At the same time, the publication Ceramic Whispers is released, which includes a short text by Michael Nitsch and photographs of a selection of Clare Goodwin's ceramic works from the last three years.
Clare Goodwin
Clare Goodwin furnishes two rooms of the gallery with her works. She transforms the window space into a seemingly inhabited parlour by means of a screen, a bookcase, a dressing table, a chair, a club table and two rugs, in which she hangs a painting and two Ceramic Whispers and places three bowls in different sizes. In the second room she distributes sparingly, exclusively ceramics. Through this concentrated setting, the colour variations and formal constellations of the Ceramic Whispers come into their own particularly well. They are individual hand cut and hand glazed, – baked slices of painterly form. In pairs in dialogue or as individual pieces, the coloured, glazed ceramics unfold different moods.
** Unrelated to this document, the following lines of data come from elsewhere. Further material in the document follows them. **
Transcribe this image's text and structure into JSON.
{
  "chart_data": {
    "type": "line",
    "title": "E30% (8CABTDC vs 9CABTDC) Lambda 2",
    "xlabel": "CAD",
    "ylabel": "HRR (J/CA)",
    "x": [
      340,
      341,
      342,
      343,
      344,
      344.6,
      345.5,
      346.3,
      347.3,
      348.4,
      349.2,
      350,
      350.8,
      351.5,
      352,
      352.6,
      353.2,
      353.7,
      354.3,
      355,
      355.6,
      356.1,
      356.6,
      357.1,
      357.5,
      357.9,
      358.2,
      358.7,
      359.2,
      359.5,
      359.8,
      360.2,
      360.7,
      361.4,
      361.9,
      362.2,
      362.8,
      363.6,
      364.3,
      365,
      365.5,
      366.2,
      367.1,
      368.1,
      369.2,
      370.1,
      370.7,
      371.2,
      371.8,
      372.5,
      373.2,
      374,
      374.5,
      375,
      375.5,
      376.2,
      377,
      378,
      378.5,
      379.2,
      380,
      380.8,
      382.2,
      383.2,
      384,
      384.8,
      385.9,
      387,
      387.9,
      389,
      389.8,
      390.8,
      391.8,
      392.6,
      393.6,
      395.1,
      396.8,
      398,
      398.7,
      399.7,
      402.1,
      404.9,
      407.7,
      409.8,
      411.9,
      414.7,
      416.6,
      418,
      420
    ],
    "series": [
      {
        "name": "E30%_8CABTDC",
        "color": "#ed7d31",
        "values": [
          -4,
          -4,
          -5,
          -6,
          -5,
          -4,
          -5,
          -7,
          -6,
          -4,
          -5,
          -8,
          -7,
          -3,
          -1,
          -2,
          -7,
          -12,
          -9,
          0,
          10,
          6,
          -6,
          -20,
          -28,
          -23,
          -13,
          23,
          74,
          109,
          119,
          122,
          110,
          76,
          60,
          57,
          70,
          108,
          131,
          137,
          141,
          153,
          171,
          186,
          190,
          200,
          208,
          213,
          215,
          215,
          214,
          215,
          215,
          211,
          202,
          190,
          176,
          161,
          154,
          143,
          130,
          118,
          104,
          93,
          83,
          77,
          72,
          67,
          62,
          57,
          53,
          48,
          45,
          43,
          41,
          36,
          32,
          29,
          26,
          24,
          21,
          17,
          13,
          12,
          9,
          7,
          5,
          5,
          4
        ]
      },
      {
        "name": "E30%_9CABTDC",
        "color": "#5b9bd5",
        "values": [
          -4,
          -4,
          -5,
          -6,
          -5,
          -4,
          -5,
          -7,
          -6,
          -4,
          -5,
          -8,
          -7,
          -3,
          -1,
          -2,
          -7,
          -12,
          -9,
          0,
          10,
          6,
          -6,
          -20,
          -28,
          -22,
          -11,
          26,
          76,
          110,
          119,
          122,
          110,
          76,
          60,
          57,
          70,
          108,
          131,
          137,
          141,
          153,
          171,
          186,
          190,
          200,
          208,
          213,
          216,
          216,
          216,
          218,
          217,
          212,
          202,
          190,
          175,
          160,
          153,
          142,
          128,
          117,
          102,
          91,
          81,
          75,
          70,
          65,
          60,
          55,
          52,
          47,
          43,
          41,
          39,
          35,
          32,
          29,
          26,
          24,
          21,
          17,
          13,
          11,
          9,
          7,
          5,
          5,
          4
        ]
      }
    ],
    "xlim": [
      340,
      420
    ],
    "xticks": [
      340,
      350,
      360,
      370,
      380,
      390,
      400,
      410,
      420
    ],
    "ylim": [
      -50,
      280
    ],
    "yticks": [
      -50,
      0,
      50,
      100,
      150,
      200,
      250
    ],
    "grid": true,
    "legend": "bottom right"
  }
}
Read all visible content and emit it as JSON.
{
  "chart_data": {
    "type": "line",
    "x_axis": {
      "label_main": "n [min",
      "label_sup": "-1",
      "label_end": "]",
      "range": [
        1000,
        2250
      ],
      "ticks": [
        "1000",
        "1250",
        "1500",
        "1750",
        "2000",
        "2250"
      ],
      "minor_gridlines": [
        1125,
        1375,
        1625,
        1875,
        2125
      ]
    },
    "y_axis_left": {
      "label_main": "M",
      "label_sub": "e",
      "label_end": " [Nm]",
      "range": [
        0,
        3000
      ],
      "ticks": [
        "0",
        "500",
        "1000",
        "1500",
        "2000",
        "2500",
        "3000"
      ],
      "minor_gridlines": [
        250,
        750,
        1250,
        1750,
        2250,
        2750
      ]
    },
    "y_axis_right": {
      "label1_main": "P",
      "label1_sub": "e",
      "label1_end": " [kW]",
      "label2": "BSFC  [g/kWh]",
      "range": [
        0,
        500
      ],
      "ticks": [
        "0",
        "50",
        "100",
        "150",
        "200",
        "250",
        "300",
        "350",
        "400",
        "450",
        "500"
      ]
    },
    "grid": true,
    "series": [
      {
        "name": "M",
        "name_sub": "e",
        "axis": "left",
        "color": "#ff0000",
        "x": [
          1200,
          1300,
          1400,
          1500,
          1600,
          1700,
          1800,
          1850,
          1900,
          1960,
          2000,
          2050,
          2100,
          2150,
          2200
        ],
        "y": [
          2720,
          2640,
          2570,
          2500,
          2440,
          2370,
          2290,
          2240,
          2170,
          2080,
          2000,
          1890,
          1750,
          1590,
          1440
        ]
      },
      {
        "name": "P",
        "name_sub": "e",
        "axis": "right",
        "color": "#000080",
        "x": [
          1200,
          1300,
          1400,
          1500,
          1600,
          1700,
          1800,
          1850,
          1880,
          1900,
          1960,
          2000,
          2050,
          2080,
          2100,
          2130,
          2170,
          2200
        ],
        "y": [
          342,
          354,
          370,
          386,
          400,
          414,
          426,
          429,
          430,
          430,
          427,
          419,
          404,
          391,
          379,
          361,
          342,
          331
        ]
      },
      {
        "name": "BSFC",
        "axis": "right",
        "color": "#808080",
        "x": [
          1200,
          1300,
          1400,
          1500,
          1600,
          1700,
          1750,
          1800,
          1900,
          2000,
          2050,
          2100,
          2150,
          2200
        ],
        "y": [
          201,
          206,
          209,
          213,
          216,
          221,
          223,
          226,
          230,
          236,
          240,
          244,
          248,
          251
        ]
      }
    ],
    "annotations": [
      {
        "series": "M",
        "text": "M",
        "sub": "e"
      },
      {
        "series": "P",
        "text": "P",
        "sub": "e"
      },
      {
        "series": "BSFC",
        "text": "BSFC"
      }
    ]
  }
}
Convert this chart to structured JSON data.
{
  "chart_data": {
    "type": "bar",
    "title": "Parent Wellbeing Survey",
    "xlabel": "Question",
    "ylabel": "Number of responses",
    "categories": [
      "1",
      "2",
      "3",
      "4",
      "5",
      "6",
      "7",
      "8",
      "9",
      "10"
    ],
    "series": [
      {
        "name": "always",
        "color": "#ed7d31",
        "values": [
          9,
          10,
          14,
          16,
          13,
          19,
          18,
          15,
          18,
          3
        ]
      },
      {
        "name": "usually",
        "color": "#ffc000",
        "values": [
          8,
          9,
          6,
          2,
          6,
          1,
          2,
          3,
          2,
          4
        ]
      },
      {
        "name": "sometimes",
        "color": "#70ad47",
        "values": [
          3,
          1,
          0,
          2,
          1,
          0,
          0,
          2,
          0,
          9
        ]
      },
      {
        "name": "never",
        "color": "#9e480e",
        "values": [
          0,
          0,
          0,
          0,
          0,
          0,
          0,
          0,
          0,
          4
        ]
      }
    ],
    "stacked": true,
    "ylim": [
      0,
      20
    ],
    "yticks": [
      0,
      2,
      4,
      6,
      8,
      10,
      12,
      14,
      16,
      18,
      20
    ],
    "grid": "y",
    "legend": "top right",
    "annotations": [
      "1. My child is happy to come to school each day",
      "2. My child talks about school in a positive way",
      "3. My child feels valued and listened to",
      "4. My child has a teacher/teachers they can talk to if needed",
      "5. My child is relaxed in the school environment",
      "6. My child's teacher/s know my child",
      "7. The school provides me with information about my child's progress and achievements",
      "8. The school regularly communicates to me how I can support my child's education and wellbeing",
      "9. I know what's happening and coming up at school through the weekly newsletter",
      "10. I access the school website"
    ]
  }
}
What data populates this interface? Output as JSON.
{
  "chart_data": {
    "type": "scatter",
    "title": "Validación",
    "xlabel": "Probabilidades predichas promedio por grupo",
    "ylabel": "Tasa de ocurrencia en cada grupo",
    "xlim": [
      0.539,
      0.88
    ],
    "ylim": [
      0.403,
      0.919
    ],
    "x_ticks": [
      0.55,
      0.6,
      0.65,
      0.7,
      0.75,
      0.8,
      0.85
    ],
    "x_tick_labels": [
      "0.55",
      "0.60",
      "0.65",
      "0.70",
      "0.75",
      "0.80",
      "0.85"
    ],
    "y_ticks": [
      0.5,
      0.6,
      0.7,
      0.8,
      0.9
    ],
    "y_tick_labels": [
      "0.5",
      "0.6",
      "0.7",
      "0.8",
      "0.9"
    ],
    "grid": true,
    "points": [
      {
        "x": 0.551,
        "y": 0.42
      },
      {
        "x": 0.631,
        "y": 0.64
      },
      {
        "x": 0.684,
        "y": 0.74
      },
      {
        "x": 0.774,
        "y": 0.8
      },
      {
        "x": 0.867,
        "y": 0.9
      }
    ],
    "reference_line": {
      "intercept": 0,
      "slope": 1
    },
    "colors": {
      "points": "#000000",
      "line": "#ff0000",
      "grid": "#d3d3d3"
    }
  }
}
These individual ceramic pieces are sometimes monochromatic, subdued tones, others have motifs and patterns and vibrant colour. Individually or as a collective they create a pictorial vista, allowing narrative and poetic possibilities to arrive through the process of abstraction. Essentially, they operate much like a painted image, if one that materializes over a fractured ceramic surface.
Mirjam Blanka Inauen
Mirjam Blanka Inauen exhibited in the artist space StudioK3 curated by Clare Goodwin and now receives a carte blanche in two rooms of the gallery. In vibrant, high-contrast, swathes of colour on paper called flip! she dresses the rooms. In doing so, she creates a dialogue between the individual works and across the room boundaries. The large works on paper are reminiscent of collages by Henri Matisse or the dense drawings of the American artist Suzan Frecon.